Waspada Utang Korporasi Akibat Tren Suku Bunga Tinggi

Bank Indonesia (BI) memperkirakan, suku bunga kebijakan global masih akan berada dalam tren tinggi dengan waktu yang lebih lama dari perkiraan (higher for longer). Dalam Buku Kajian Stabilitas Keuangan yang diluncurkan Oktober 2023, tren suku bunga tersebut diyakini memberi risiko terhadap utang luar negeri (ULN) korporasi. Hanya saja, BI menegaskan risiko ULN korporasi tersebut akan terbatas. Ini mengingat, jenis suku bunga mayoritas ULN masih didominasi oleh suku bunga tetap (fixed rate).
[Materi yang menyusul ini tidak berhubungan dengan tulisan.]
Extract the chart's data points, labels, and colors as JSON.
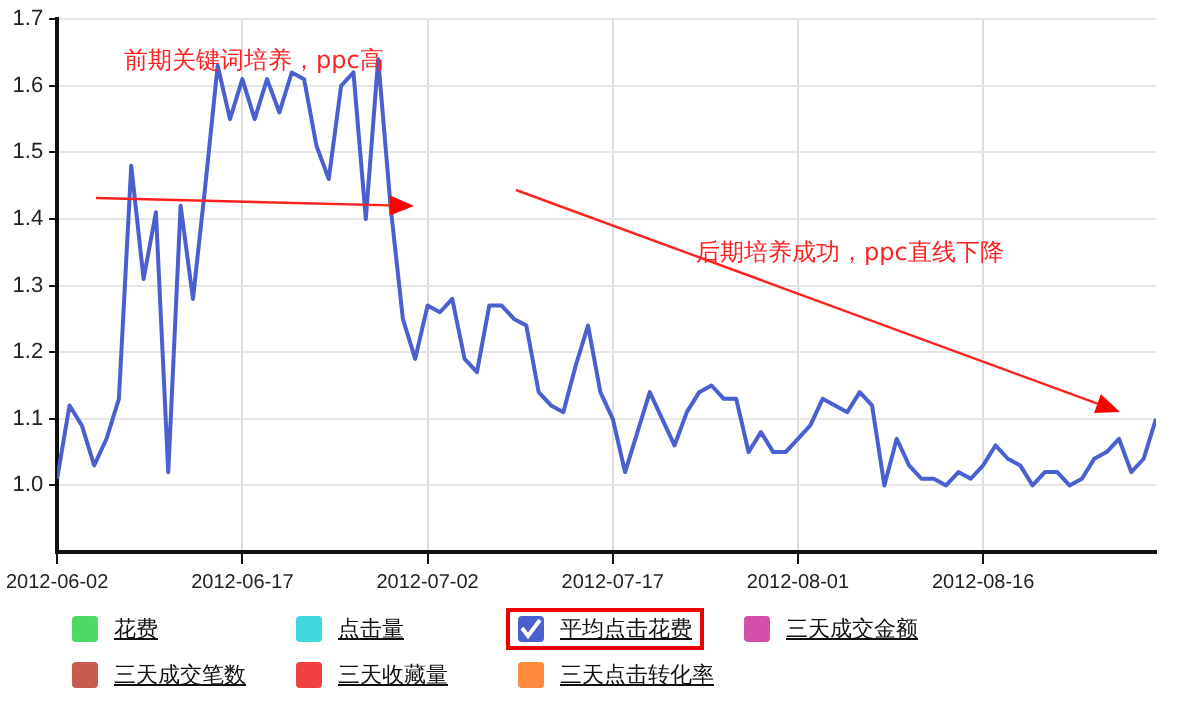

Adapun bila menilik data BI dalam laporan tersebut, pada tahun 2023, nominal ULN dengan suku bunga floating sebesar US$ 6.600 miliar. Sedangkan sekitar US$ 8.000 miliar berada dalam suku bunga tetap.

Kemudian pada tahun 2024, ULN dengan suku bunga floating sekitar US$ 3.710 miliar, dengan ULN berdasarkan jenis suku bunga tetap ada di kisaran US$ 6.000 miliar. Selain itu, risiko tetap terjaga juga sejalan dengan tren penurunan ULN korporasi per produk domestik bruto (PDB) pada semester I-2023, bila dibandingkan dengan 2022. ULN korporasi pada akhir semester I-2023 tercatat 23,39% PDB. Ini lebih rendah dari 24,05% pada tahun 2022 dan 27,92% PDB pada akhir 2021. ULN korporasi pada akhir paruh pertama tahun ini juga turun 5,13% YoY, bahkan lebih dalam dari penurunan pada akhir 2022 yang sebesar 1,57% YoY. Meski demikian, Kepala Ekonom Bank Central Asia (BCA) David Sumual mewanti-wanti risiko ULN korporasi tetap perlu diwaspadai. Risikonya memang suku bunga lebih tinggi, akan memberi beban baru. Untuk memitigasi risiko tersebut, David menyarankan korporasi melakukan lindung nilai (hedging). Mengingat, saat ini satu yang menjadi perhatian adalah ada korporasi yang memiliki pendapatan rupiah, tetapi mencatat utang dalam valuta asing.